Richard always engages in BAMB festivities. Yesterday, he had decorated his windows with promotional bunting and was offering discounts on new books. His dog Tilly

Tilly

Tilly

(the inspiration for the Tilly Club that Rickaro Books runs for children) entered into the spirit of the day by sporting a Books Are My Bag T-shirt.  Richard said that he’d suggest that Sophie, one of his booksellers, should wear the same T-shirt on Monday morning.

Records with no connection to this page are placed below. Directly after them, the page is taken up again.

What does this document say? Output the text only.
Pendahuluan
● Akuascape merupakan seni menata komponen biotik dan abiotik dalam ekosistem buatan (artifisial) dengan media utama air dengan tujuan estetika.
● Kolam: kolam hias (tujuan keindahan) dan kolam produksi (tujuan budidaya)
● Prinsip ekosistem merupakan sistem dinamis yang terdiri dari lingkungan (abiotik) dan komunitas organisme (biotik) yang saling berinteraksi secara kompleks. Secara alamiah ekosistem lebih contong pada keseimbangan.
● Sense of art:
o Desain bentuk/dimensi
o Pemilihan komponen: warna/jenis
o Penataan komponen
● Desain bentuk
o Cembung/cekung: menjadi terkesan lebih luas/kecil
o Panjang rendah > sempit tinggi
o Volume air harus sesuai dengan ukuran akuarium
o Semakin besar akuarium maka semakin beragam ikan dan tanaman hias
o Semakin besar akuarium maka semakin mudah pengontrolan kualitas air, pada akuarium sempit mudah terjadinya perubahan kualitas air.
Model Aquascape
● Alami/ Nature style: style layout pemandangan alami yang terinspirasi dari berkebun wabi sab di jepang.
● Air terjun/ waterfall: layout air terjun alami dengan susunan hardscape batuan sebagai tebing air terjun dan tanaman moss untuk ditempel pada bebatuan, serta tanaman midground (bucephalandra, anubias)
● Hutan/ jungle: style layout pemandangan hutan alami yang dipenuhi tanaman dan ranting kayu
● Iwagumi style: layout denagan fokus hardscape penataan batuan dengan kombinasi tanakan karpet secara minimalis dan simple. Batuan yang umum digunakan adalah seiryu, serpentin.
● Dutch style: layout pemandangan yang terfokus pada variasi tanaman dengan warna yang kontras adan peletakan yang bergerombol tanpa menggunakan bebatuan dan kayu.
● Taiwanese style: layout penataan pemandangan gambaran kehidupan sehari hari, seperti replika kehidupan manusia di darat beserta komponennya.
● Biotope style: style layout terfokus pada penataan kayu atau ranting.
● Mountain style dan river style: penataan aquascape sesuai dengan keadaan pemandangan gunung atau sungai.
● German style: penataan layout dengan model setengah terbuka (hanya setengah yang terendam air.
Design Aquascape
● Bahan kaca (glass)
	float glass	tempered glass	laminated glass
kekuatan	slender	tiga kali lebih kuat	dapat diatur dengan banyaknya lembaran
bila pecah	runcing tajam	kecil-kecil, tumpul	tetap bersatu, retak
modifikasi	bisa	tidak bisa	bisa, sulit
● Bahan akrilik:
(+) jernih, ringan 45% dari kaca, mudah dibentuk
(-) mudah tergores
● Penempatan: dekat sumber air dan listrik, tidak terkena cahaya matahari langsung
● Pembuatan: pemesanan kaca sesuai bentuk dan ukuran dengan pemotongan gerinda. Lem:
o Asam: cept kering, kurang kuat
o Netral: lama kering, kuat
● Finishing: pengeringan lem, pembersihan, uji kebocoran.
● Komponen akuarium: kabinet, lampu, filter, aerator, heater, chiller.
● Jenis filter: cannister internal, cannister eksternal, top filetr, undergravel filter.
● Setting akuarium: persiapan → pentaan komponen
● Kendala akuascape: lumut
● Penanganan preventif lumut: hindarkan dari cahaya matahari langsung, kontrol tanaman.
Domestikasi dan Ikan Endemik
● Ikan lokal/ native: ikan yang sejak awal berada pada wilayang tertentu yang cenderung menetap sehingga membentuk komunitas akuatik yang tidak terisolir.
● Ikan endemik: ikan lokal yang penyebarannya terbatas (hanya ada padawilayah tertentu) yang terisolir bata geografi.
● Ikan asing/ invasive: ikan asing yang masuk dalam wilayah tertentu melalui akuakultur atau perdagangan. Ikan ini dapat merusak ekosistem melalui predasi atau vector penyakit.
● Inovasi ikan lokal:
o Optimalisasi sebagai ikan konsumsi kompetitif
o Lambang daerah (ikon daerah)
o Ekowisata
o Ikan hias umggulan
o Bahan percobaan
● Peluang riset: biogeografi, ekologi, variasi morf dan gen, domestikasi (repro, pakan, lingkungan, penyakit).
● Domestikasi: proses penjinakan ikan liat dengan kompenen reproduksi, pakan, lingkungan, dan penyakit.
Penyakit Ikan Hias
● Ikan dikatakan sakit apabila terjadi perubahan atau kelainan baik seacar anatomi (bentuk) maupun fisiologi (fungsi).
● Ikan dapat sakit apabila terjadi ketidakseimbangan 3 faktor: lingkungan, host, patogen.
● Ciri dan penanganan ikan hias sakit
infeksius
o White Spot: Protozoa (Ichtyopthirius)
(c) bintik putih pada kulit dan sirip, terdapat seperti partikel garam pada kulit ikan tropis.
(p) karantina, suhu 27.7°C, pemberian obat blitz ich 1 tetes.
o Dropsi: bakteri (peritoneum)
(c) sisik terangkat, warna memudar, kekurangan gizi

I’m assuming that this was one of his lugubrious and slightly macabre jokes, but, just in case, I shall send the link to this post to Sophie!

Tilly T shirt

I bought three books, two for myself (The Greatest Knight, by Thomas Asbridge, and The Idea of North, by Peter Davidson) as well as, for a young person of my acquaintance, a book which I won’t describe here, as it’s intended to be a surprise.  Instead of the Orla Kiely bags, Richard had others featuring Christopher Robin – appropriate for a shop which is a magnet for child readers.  Several of them came in while I was there, including a screaming toddler whose tears turned to smiles as soon as she crossed the threshold.  Such is the power of a good bookshop!

One of the charms of Rickaro Books is that it doesn’t change very much from visit to visit.  However, as soon as I walked in yesterday, I was struck by a very significant new addition to the furnishings.  Richard has acquired the striking and quite famous portrait of Thomas Gent, the eminent eighteenth-century Yorkshire historian, poet and printer (and therefore, like all printers of the time, also a bookseller), painted by Nathan Drake in 1770, when Gent was seventy-seven.  (He lived for another eight years after this, dying in 1778 at the ripe old age of eighty-five.)

Gent

Thomas Gent

Gent was highly respected in his own day, but was, as his Wikipedia biography laconically states, ‘financially unsuccessful’.  I wonder what he would have made of Books Are My Bag?  I think it’s likely he would have approved of it and I’m certain that he would have loved to have had the opportunity to obtain support from an early version of the Booksellers Association.